Delightful Jalapeño and Cranberry Cream Cheese Bites combine creamy, tangy, and spicy flavors in crisp phyllo cups, perfect as an appetizer for any occasion.
Author:Kate
Prep Time:15 minutes
Cook Time:15 minutes
Total Time:30 minutes
Yield:15 servings
Category:Appetizer
Method:Baking
Cuisine:American
Diet:Vegetarian
Ingredients
Phyllo Cups
1 package (15 count) frozen phyllo cups
Filling
8 oz cream cheese, softened
1/4 cup dried cranberries, finely chopped
2 jalapeños, seeded and minced
1/4 cup green onions, thinly sliced
1/2 tsp garlic powder
1/4 tsp salt
Topping
1/4 cup shredded cheddar cheese
Instructions
Preheat Oven: Preheat your oven to 350°F (175°C) and arrange the frozen phyllo cups evenly on a baking sheet.
Prepare Filling: In a medium bowl, thoroughly mix softened cream cheese, finely chopped dried cranberries, minced and seeded jalapeños, thinly sliced green onions, garlic powder, and salt until the mixture is uniform.
Fill Phyllo Cups: Spoon the cream cheese mixture evenly into each phyllo cup, filling just below the rim to allow space for melting cheese on top.

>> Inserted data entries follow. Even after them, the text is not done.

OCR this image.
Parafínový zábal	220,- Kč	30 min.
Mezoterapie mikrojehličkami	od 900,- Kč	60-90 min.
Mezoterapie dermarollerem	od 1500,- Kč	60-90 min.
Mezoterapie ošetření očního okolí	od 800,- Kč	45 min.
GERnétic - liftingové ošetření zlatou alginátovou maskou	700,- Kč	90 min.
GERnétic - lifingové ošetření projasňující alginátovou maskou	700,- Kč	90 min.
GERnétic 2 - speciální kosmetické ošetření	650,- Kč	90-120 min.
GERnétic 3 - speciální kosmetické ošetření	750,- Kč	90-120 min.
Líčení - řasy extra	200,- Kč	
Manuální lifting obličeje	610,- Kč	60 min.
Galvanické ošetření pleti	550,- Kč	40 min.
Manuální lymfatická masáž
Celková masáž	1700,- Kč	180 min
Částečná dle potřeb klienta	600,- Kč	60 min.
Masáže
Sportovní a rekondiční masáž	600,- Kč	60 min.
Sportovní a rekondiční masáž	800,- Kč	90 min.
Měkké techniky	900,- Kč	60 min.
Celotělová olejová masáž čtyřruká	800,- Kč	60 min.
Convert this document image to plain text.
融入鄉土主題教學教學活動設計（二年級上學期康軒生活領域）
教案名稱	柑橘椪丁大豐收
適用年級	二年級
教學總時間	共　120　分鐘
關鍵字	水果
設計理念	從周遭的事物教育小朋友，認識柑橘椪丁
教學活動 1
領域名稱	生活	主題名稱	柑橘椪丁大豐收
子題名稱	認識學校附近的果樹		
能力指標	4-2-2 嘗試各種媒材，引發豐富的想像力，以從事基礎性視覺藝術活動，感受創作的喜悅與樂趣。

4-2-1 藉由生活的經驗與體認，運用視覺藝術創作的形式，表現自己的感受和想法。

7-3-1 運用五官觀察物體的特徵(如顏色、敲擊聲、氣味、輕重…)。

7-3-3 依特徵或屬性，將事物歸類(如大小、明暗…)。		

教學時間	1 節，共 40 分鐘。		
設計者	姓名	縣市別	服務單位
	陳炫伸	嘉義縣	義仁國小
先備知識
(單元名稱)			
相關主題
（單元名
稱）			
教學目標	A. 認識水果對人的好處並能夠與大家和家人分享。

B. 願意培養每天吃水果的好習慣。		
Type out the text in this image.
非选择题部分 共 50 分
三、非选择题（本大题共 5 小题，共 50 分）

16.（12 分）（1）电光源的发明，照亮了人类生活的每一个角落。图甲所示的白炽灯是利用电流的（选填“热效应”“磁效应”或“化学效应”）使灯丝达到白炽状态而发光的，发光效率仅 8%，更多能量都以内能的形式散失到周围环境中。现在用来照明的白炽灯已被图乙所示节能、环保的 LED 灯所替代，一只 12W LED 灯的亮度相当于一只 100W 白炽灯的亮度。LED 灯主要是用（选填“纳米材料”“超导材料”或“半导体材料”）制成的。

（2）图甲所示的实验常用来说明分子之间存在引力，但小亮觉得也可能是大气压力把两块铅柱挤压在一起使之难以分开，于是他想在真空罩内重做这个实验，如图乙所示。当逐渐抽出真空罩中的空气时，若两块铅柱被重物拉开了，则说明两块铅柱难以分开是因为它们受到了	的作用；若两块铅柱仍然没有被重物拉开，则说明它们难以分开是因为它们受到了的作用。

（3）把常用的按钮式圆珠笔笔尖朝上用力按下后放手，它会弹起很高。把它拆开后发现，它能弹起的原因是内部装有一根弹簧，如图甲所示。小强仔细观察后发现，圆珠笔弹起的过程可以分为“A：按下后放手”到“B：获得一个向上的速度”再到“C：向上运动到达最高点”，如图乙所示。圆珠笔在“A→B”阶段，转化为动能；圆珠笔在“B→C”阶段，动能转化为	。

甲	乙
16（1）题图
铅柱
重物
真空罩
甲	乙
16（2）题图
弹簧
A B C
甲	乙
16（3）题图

Add Topping: Sprinkle shredded cheddar cheese on top of each filled phyllo cup for a golden, melted finish.
Bake: Bake in the preheated oven for 15 minutes until the cheese is melted and the phyllo cups turn golden brown.
Cool and Serve: Remove from oven and let cool for 5 minutes before serving warm for best flavor and texture.
Notes
Ensure jalapeños are seeded to control the level of spiciness.
For a milder version, reduce the number of jalapeños or omit entirely.
If phyllo cups are frozen solid, allow them to thaw for a few minutes before filling to prevent cracking.
You can substitute dried cranberries with fresh ones if available, but chop finely and pat dry to avoid excess moisture.
For a sharper flavor, swap cheddar with pepper jack or a smoked cheese.
These bites are best served warm but can be stored refrigerated and reheated gently before serving.